La visita di Obama a Hiroshima è stata frettolosamente definita “storica”. Lo è simbolicamente e lo è per il carico emotivo che porta con sé. Ma non necessariamente è un momento di svolta nei rapporti internazionali. Difficile infatti scorgere elementi di drammatica novità rispetto ad una tendenza consolidata: il Pacifico è per l’America del XXI secolo ciò che l’Atlantico è stato nel secolo scorso. L’interesse di Washington per il Medio Oriente è decisamente calato e rimane solo legato al tentativo di contenere l’avanzata e il rafforzamento dello stato islamico. Per svolgere questo compito, Obama ha scelto l’Iran, che da ora in poi si occuperà di definire gli assetti geopolitici dell’area. L’Europa è un alleato stanco e pigro e tutti ormai a Washington, democratici o repubblicani, hanno smesso di considerare l’asse transatlantico come una priorità.

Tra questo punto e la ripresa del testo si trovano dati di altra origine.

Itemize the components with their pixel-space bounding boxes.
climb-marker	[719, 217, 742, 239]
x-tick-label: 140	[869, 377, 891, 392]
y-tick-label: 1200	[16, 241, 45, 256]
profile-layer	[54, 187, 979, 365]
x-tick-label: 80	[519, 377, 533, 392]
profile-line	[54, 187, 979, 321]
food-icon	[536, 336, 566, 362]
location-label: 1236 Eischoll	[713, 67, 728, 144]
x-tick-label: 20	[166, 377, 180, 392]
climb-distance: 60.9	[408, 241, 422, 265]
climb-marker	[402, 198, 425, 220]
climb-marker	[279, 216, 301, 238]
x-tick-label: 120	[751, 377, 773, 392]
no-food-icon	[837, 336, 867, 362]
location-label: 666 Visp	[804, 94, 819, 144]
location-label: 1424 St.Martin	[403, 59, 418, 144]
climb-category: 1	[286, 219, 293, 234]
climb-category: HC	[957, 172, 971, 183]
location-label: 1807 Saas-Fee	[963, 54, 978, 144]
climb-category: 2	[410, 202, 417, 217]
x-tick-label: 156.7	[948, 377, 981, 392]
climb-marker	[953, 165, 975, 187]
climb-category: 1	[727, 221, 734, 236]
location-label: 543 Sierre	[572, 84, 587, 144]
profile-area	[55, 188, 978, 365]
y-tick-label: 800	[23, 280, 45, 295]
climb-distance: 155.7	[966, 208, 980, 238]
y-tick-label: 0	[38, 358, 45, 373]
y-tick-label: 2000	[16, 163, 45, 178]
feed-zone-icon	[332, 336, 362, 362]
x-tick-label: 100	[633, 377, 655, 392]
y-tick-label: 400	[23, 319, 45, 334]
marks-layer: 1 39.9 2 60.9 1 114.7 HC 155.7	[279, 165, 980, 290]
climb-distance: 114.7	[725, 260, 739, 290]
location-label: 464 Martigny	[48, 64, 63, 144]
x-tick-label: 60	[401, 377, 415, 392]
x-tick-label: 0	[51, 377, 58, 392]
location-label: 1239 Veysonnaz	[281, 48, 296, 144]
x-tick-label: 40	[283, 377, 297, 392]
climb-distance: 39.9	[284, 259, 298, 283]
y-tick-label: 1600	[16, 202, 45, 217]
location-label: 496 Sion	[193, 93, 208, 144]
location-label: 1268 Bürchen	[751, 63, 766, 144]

In Asia si giocano gli equilibri globali e di sicurezza dei prossimi decenni. E Obama, nel lasciare la Casa Bianca idealmente a Hillary Clinton — cosa affatto scontata — vuole rimarcare che è lì che si concentreranno sforzi e attenzione nel prossimo futuro.
Da Hiroshima Obama ha lanciato alcuni messaggi: alla Corea del Nord, cui di fatto intima di lasciar cadere velleità atomiche; alla Cina, cui lancia il segnale che l’alleato giapponese non sarà lasciato solo. E a tutti quei governi dell’area che in passato hanno avuto relazioni problematiche con gli Usa ma che oggi possono trovare nuove sponde di collaborazione. È accaduto qualche giorno fa in Vietnam, dove si è aperta una nuova stagione di relazioni diplomatiche e commerciali.
Idealmente, inoltre, è come se Obama chiudesse a Hiroshima un ciclo ideale, iniziato con il celebre discorso a Praga sulla minaccia delle armi nucleari e chiuso nella città su cui gli Usa sganciarono la bomba atomica.
Se queste sono le motivazioni del viaggio, perché, ci si chiede, non ha voluto chiedere scusa per quel gesto? La risposta sta nella campagna elettorale che ormai si è infiammata Oltreoceano. In questa fase così delicata e cruciale, Obama non può dare un’impressione di arrendevolezza. È pur sempre il Commander in Chief, cui è richiesto di mostrare i muscoli quando necessario. Un suo gesto plateale di scuse avrebbe probabilmente trasferito l’idea di una leadership fiacca, remissiva, preoccupata. Cosa che in questa fase rischia di penalizzare — probabilmente in maniera definitiva — Hillary Clinton e la sua corsa a ostacoli verso la nomination democratica.
Trump non avrebbe perso l’occasione per accusare Obama e i Clinton — che tende ad associare, non senza ragioni — di indebolire l’immagine e lo standing dell’America. Lui, il cowboy, non avrebbe mai chiesto scusa. E in Giappone, in questi giorni, si discute del G7 del prossimo anno. Al quale potrebbe partecipare Donald Trump.